# Young female looking for indoor home



## Cami (Apr 18, 2012)

Very sad rehome of a much loved cat. Chloe is a female, calico, year and a half old, spayed moggy.
We have had her since she was a kitten but sadly she does not get along with the other cats in the house and will not share a litter tray with them, but when separated out she happily uses a tray. She is extremely friendly and just wants a lap to sit on and some toys to play with. 
She has always been an indoor cat and we would like her to stay that way as she's not the smartest of cats and dos not look to go out.
As said she does not get on well with other cats but does get on with dogs and will put them in their place if they get too boisterous with her.
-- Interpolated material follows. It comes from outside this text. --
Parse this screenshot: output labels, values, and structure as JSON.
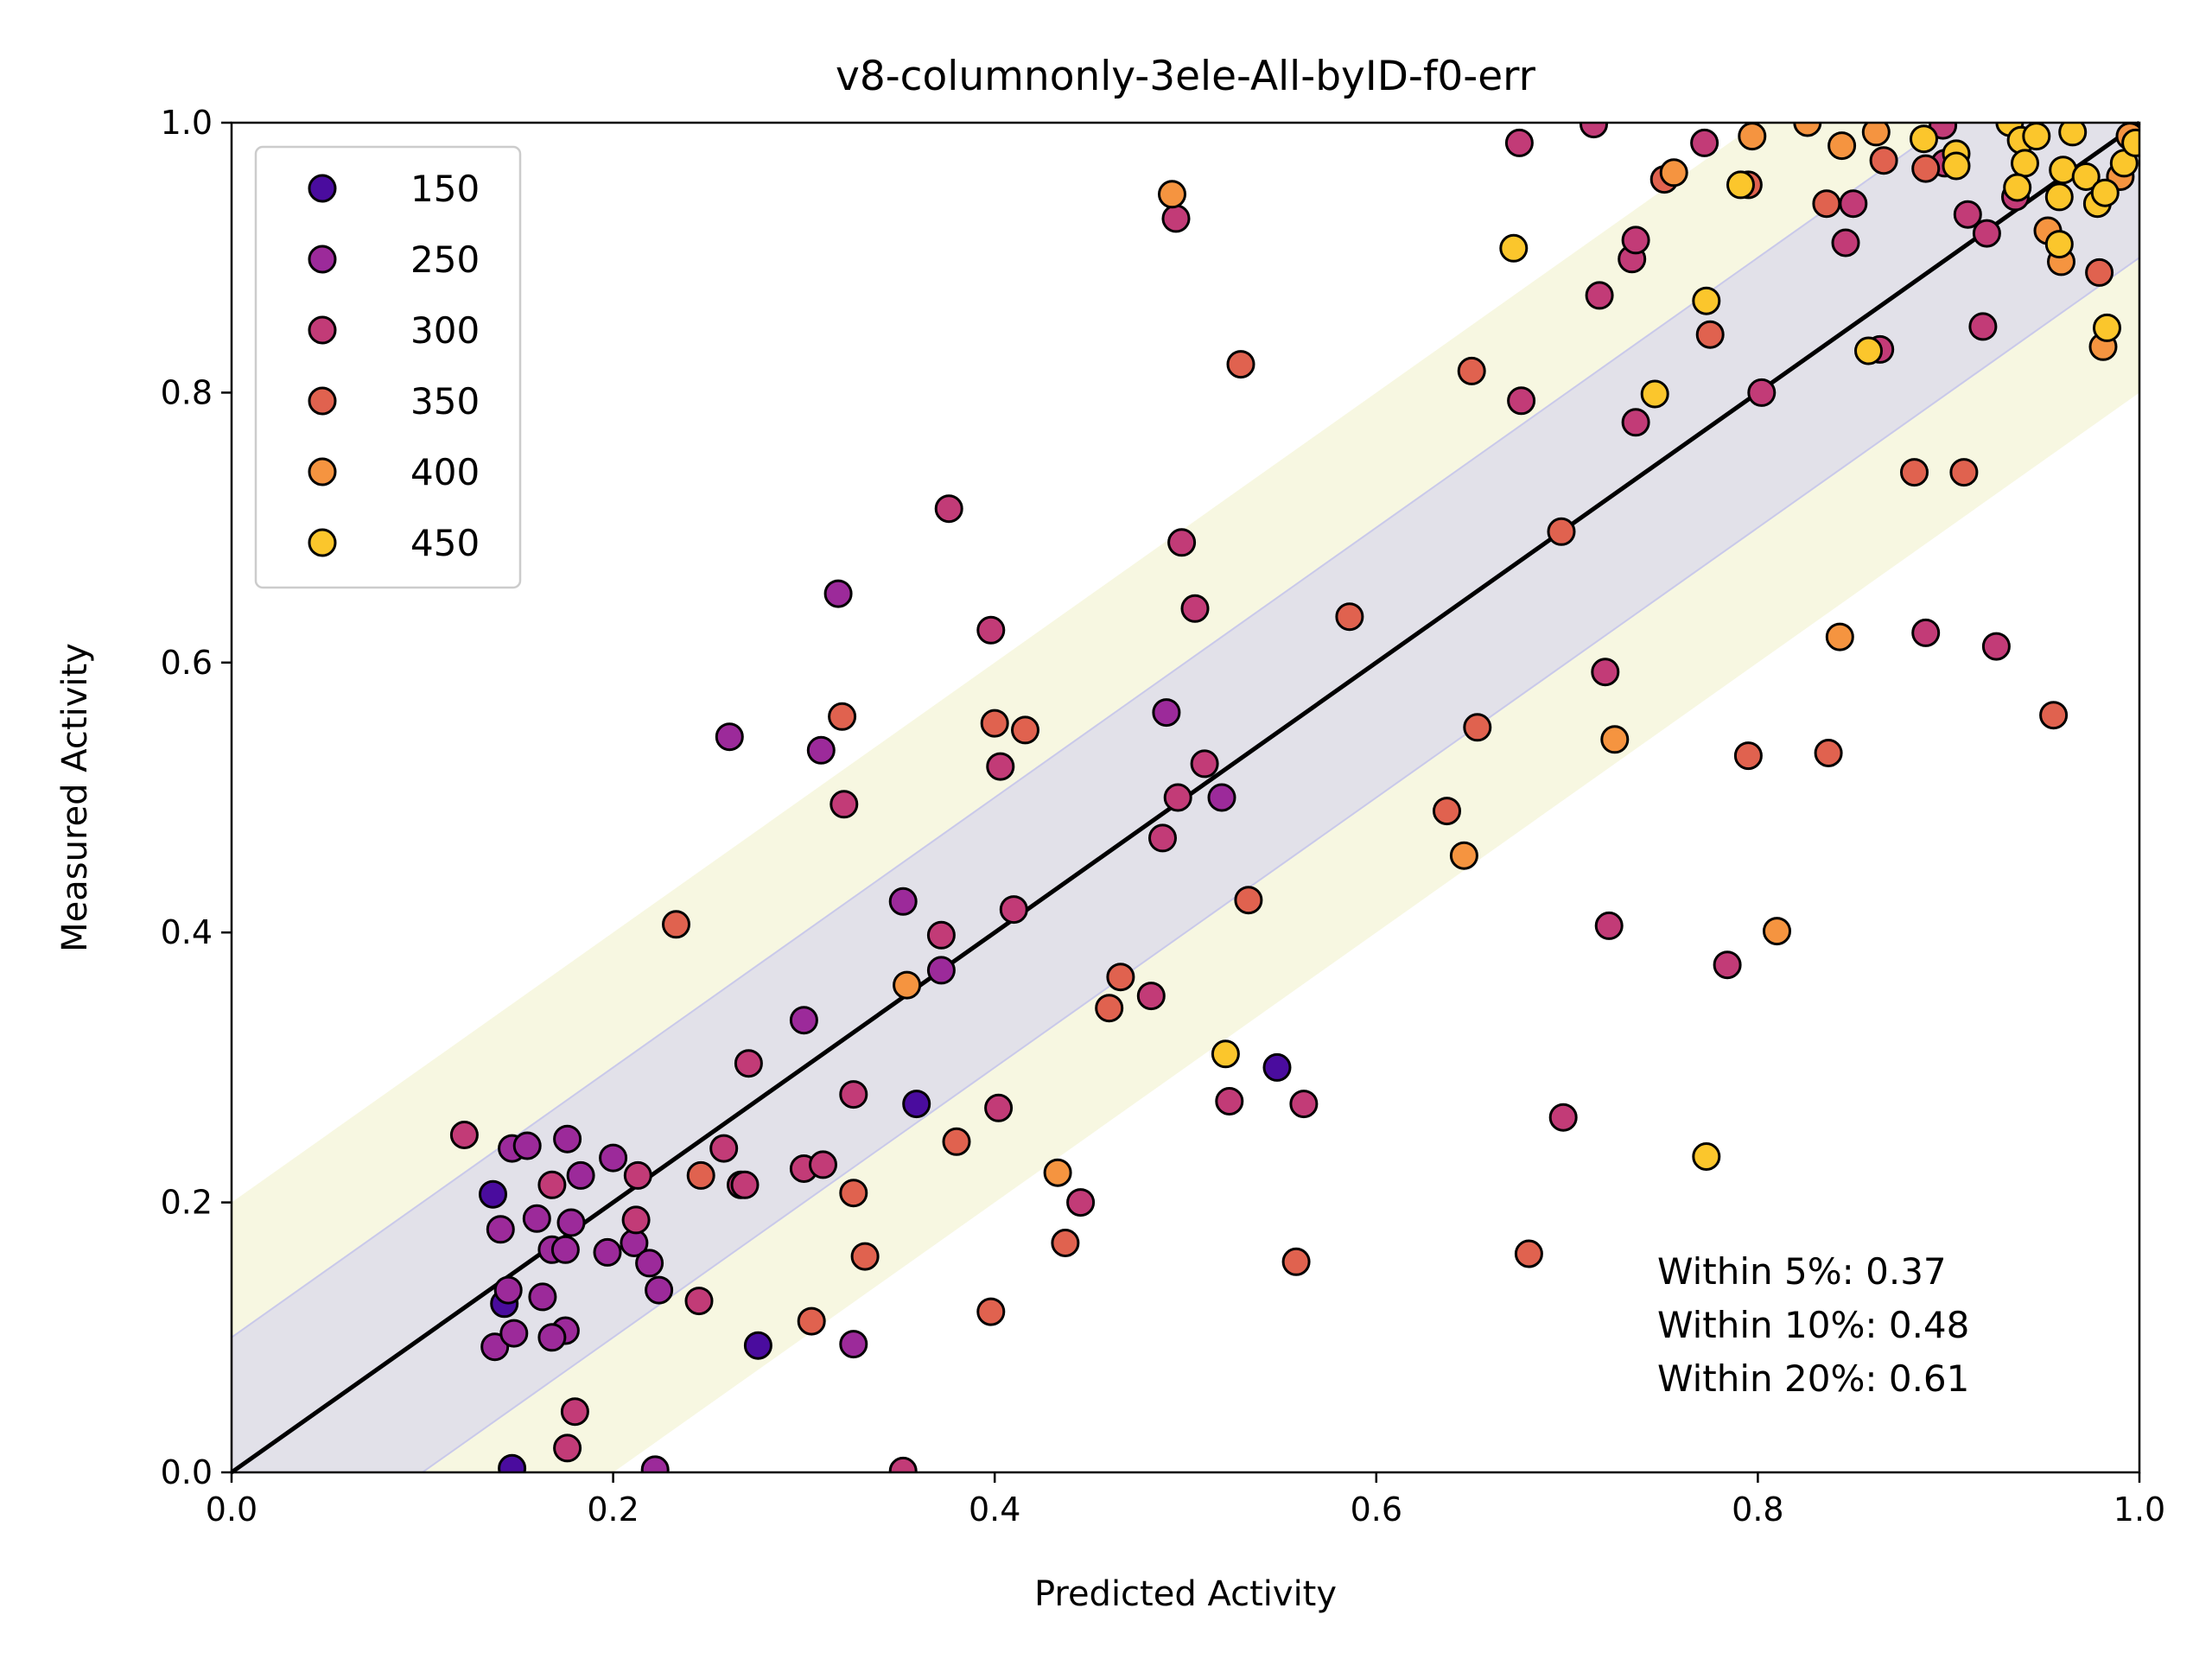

Best not to go to a home with rodents as she had previously opened a tank and killed a gerbil.

We are located just outside of Plymouth and may be able to help with transport.


----------



## Cami (Apr 18, 2012)

And some pictures of Chloe


----------



## welshjet (Mar 31, 2011)

Oh bless, she looks beautiful.

Good luck xxxx


----------



## muffin789 (Jan 28, 2013)

Ohh she's a cutie!!

I SO wish I could help as I'm not far away, but I don't think it would be fair to Chloe or to my two resident girls to take her on - we're in a 2 bed flat, so space isn't that great. I'd be really worried about her not getting on with my two and ending up unhappy again.
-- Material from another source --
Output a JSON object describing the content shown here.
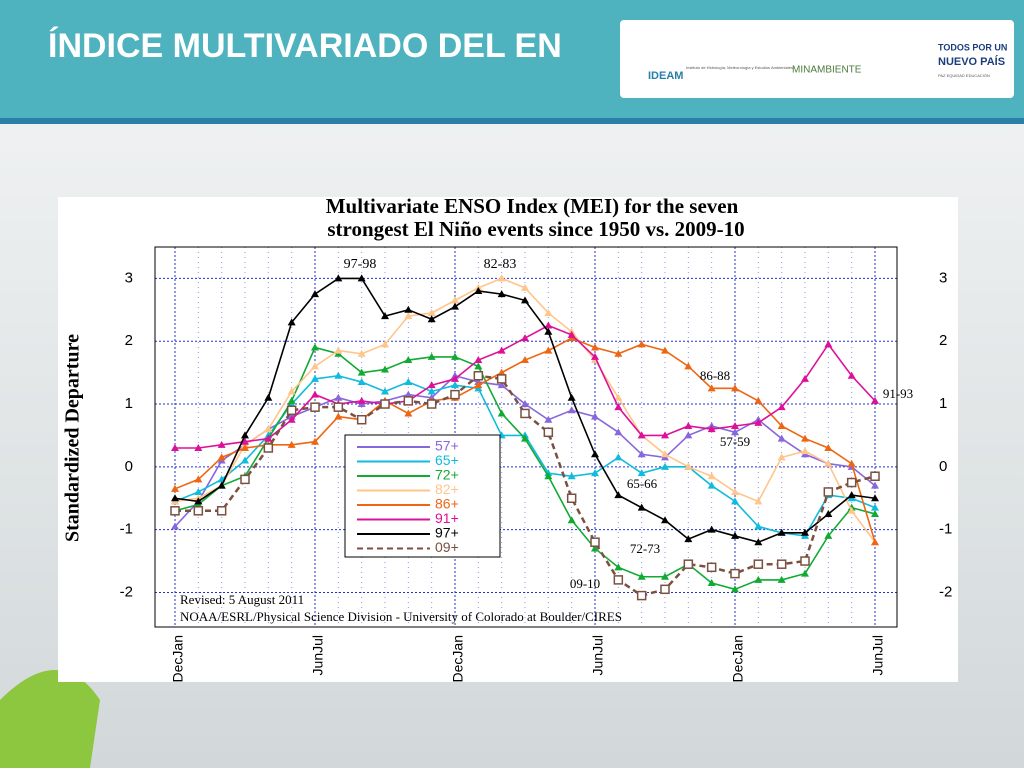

Fingers crossed you manage to find her a new forever home soon xx


----------



## Cami (Apr 18, 2012)

Still looking


----------



## sashski (Aug 14, 2011)

Cami said:


> Very sad rehome of a much loved cat. Chloe is a female, calico, year and a half old, spayed moggy.
> We have had her since she was a kitten but sadly she does not get along with the other cats in the house and *will not share a litter tray with them, but when separated out she happily uses a tray.* She is extremely friendly and just wants a lap to sit on and some toys to play with.
> She has always been an indoor cat and we would like her to stay that way as she's not the smartest of cats and dos not look to go out.
> As said she does not get on well with other cats but does get on with dogs and will put them in their place if they get too boisterous with her. Best not to go to a home with rodents as she had previously opened a tank and killed a gerbil.
> ...


Have you given her a spare tray? i.e 1 per cat + 1 spare?

She's beautiful, hope she finds a new home soon.


----------



## Cami (Apr 18, 2012)

sashski said:


> Have you given her a spare tray? i.e 1 per cat + 1 spare?
> 
> She's beautiful, hope she finds a new home soon.


Yeah we have, we've even had 3 extra trays and put them where she has decided is the toilet but then she just goes right out in the open. She just will not use a tray when other cats are around :/

It's such a shame as none of us want her to go but we just can't live with this for much longer


----------



## tincan (Aug 30, 2012)

Have you had a look in the Behavioural section ? .... You may find some answers in there , there are a lot of knowledgeable people within the Forum , who are always happy to helpl. It would be such a shame for your girl to be rehomed especially as with some help , your little girls problem could be overcome ...... Go have look perhaps even post fingers crossed


----------



## Cami (Apr 18, 2012)

tincan said:


> Have you had a look in the Behavioural section ? .... You may find some answers in there , there are a lot of knowledgeable people within the Forum , who are always happy to helpl. It would be such a shame for your girl to be rehomed especially as with some help , your little girls problem could be overcome ...... Go have look perhaps even post fingers crossed


I posted a couple times in the behavioural section a couple months ago, read all the advice and everythig in the stickies, looked elsewhere online and tried everything but sadly nothing has worked. She just won't share a tray. Believe me this is the absolute last thing any of us want to do but we have no other option


----------



## Cami (Apr 18, 2012)

Bump

This little girl still needs a new loving home


----------



## Cami (Apr 18, 2012)

still looking


----------



## Cami (Apr 18, 2012)

Chloe is still looking for her new home


----------



## LittlePancakeTheExotic (Jun 17, 2013)

Maybe put a link to this post in cat chat, more people go in there...I know you cant post this stuff there but you can mention a link. She is beautiful so surprised no takers.


----------